It's easy really. Games, unlike your precious everyday application software, are designed with some important factors in mind: Number One is to sell as many copies as possible and Number Two (snigger) is to make the game as fun to play as possible. A big chunk of both of these objectives is to ensure that the game uses the hardware/software setup that most of the target audience have, and to be as optimised as possible for that platform to allow a smooth (and therefore fun, not to mention media friendly) engine. Basically, you're not going to recoup your costs in selling Linux or Mac boxed copies of a game, as a game has a huge production and promotional cost and a fruitfly-like premium shelflife. Activision are dedicated to supporting Linux in as many of their future releases as possible.

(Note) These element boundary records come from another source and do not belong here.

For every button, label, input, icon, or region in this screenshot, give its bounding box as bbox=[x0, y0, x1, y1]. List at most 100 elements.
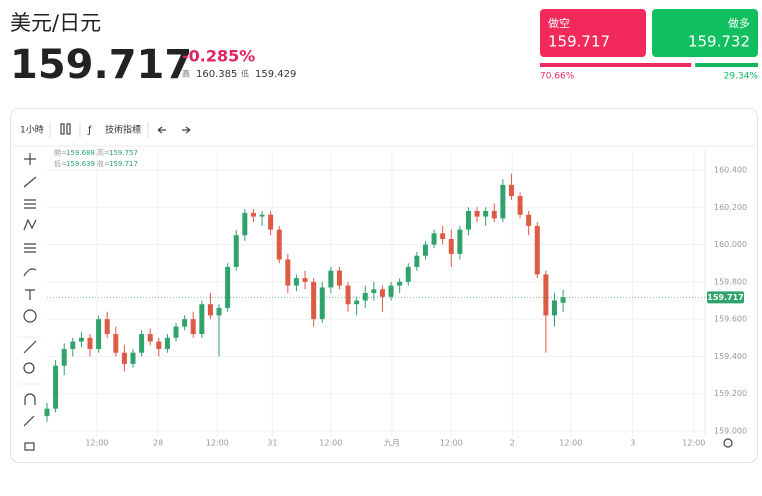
candle-body bbox=[448, 238, 454, 254]
ohlc-label: 開= bbox=[54, 149, 67, 157]
candle-body bbox=[431, 233, 437, 245]
candle-body bbox=[414, 255, 420, 267]
ohlc-value: 159.717 bbox=[109, 160, 138, 168]
x-tick-label: 12:00 bbox=[682, 439, 705, 448]
y-tick-label: 160.400 bbox=[714, 165, 747, 174]
candle-body bbox=[190, 319, 196, 335]
y-tick-label: 160.000 bbox=[714, 240, 747, 249]
settings[interactable] bbox=[723, 438, 733, 448]
candle-icon[interactable] bbox=[60, 123, 65, 135]
candle-body bbox=[526, 214, 532, 226]
candle-body bbox=[147, 334, 153, 342]
candle-body bbox=[336, 270, 342, 286]
sell-share-label: 70.66% bbox=[540, 72, 575, 82]
candle-body bbox=[551, 300, 557, 316]
ohlc-label: 高= bbox=[97, 148, 110, 157]
sell-label[interactable]: 做空 bbox=[548, 16, 570, 30]
candle-body bbox=[328, 270, 334, 288]
ohlc-value: 159.639 bbox=[66, 160, 95, 168]
low-label: 低 bbox=[241, 69, 249, 79]
pair-title: 美元/日元 bbox=[10, 11, 101, 35]
pencil-lock[interactable] bbox=[23, 415, 35, 427]
indicators[interactable]: 技術指標 bbox=[105, 124, 141, 136]
y-tick-label: 160.200 bbox=[714, 203, 747, 212]
ohlc-value: 159.688 bbox=[66, 149, 95, 157]
emoji[interactable] bbox=[23, 309, 37, 323]
candle-body bbox=[121, 352, 127, 364]
candle-body bbox=[130, 352, 136, 364]
crosshair[interactable] bbox=[24, 153, 36, 165]
candle-body bbox=[44, 408, 50, 417]
y-tick-label: 159.200 bbox=[714, 389, 747, 398]
x-tick-label: 九月 bbox=[384, 439, 400, 448]
candle-body bbox=[457, 229, 463, 254]
candle-body bbox=[474, 210, 480, 217]
candle-body bbox=[233, 235, 239, 267]
price: 159.717 bbox=[10, 42, 192, 88]
ruler[interactable] bbox=[23, 340, 37, 354]
lock[interactable] bbox=[24, 442, 35, 451]
candle-body bbox=[319, 287, 325, 320]
x-tick-label: 12:00 bbox=[559, 439, 582, 448]
candle-body bbox=[139, 334, 145, 353]
low-value: 159.429 bbox=[255, 69, 296, 80]
candle-body bbox=[422, 244, 428, 256]
candle-icon[interactable] bbox=[66, 123, 71, 135]
candle-body bbox=[96, 319, 102, 349]
y-tick-label: 159.000 bbox=[714, 427, 747, 436]
x-tick-label: 12:00 bbox=[440, 439, 463, 448]
x-tick-label: 2 bbox=[510, 439, 515, 448]
x-tick-label: 12:00 bbox=[206, 439, 229, 448]
sell-button[interactable] bbox=[540, 9, 646, 57]
candle-body bbox=[371, 289, 377, 294]
interval[interactable]: 1小時 bbox=[20, 125, 44, 136]
trend-line[interactable] bbox=[23, 176, 37, 188]
candle-body bbox=[87, 337, 93, 349]
candle-body bbox=[311, 281, 317, 320]
redo[interactable] bbox=[182, 126, 191, 134]
candle-body bbox=[164, 337, 170, 349]
candle-body bbox=[104, 319, 110, 335]
candle-body bbox=[362, 293, 368, 301]
candle-body bbox=[259, 214, 265, 217]
buy-share bbox=[695, 63, 758, 67]
fib[interactable] bbox=[24, 199, 36, 209]
candle-body bbox=[302, 278, 308, 282]
high-label: 高 bbox=[182, 69, 190, 79]
change: -0.285% bbox=[182, 47, 255, 66]
undo[interactable] bbox=[157, 126, 166, 134]
y-tick-label: 159.400 bbox=[714, 352, 747, 361]
candle-body bbox=[268, 214, 274, 230]
sell-price[interactable]: 159.717 bbox=[548, 33, 610, 51]
candle-body bbox=[285, 259, 291, 286]
candle-body bbox=[156, 341, 162, 349]
candle-body bbox=[173, 326, 179, 338]
candle-body bbox=[207, 304, 213, 316]
candle-body bbox=[242, 212, 248, 236]
magnet[interactable] bbox=[24, 393, 36, 405]
x-tick-label: 3 bbox=[630, 439, 635, 448]
projection[interactable] bbox=[24, 243, 36, 253]
candle-body bbox=[70, 341, 76, 349]
text-tool[interactable] bbox=[25, 289, 35, 300]
candle-body bbox=[388, 285, 394, 297]
candle-body bbox=[199, 304, 205, 335]
fx-icon[interactable]: ƒ bbox=[87, 125, 92, 136]
candle-body bbox=[379, 289, 385, 297]
candle-body bbox=[405, 266, 411, 282]
candle-body bbox=[543, 274, 549, 316]
brush[interactable] bbox=[23, 268, 37, 277]
candle-body bbox=[508, 184, 514, 197]
candle-body bbox=[78, 337, 84, 342]
y-tick-label: 159.600 bbox=[714, 315, 747, 324]
price-tag bbox=[707, 291, 744, 304]
candle-body bbox=[500, 184, 506, 219]
buy-button[interactable] bbox=[652, 9, 758, 57]
price-tag-label: 159.717 bbox=[707, 293, 743, 302]
buy-price[interactable]: 159.732 bbox=[688, 33, 750, 51]
buy-label[interactable]: 做多 bbox=[728, 16, 750, 30]
zoom[interactable] bbox=[23, 362, 35, 374]
pattern[interactable] bbox=[23, 218, 37, 231]
candle-body bbox=[483, 210, 489, 217]
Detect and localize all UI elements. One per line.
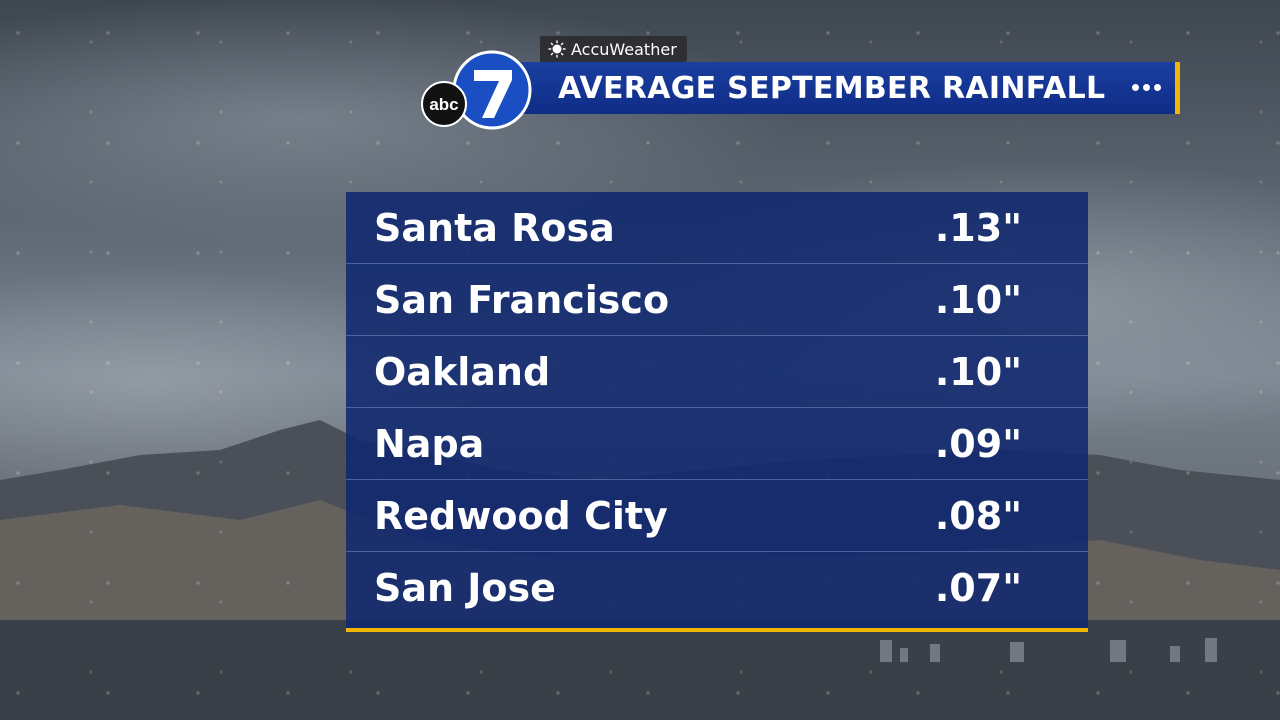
- accuweather-tag: AccuWeather: [540, 36, 687, 62]
- rainfall-table: Santa Rosa .13" San Francisco .10" Oakla…: [346, 192, 1088, 632]
- title-banner: AVERAGE SEPTEMBER RAINFALL: [510, 62, 1180, 114]
- brand-label: AccuWeather: [571, 39, 677, 59]
- logo-abc-text: abc: [429, 95, 458, 114]
- rainfall-value: .08": [934, 493, 1022, 538]
- table-row: Redwood City .08": [346, 480, 1088, 552]
- rainfall-value: .13": [934, 205, 1022, 250]
- city-name: San Jose: [374, 566, 556, 610]
- city-name: Redwood City: [374, 493, 668, 538]
- table-row: San Francisco .10": [346, 264, 1088, 336]
- table-row: Oakland .10": [346, 336, 1088, 408]
- page-title: AVERAGE SEPTEMBER RAINFALL: [558, 71, 1106, 106]
- rainfall-value: .09": [934, 421, 1022, 466]
- rainfall-value: .10": [934, 277, 1022, 322]
- sun-icon: [548, 40, 566, 58]
- city-name: Oakland: [374, 349, 551, 394]
- city-name: Napa: [374, 421, 485, 466]
- city-name: Santa Rosa: [374, 205, 615, 250]
- rainfall-value: .07": [934, 566, 1022, 610]
- rainfall-value: .10": [934, 349, 1022, 394]
- city-name: San Francisco: [374, 277, 670, 322]
- table-row: Santa Rosa .13": [346, 192, 1088, 264]
- table-row: San Jose .07": [346, 552, 1088, 624]
- abc7-logo: abc: [421, 50, 532, 130]
- ellipsis-dots-icon: [1132, 84, 1161, 91]
- table-row: Napa .09": [346, 408, 1088, 480]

Seeing as DirectX supports even piece-of-shit old Ati cards and provides APIs for just about every element of the system that the average punter will need, it is a much safer bet for all but the most graphically out-there games. Portability is way, way down the list of priorities. A large part of game design is tailoring the design specifically for the target system (which is why there are so few successful ports to and from console to PC - development cost is simply not the issue).

And a final point is that brute-force porting keeps a lot of code monkeys in work over the long winter months, and is nearly always done by a third party, so why the hell should developers worry about it? I'm not saying that this is all an inviolable natural order of things, it's just the way the industry presently works. Anyway, portability isn't necessarily perfect, just look at the Infocom ZMachine or LucasArts SCUMM -- many mutually-semicompatible versions and reams of quirks that even now are only being figured out.

Gee, we games people are so dumb sometimes! Thanks for pointing that out.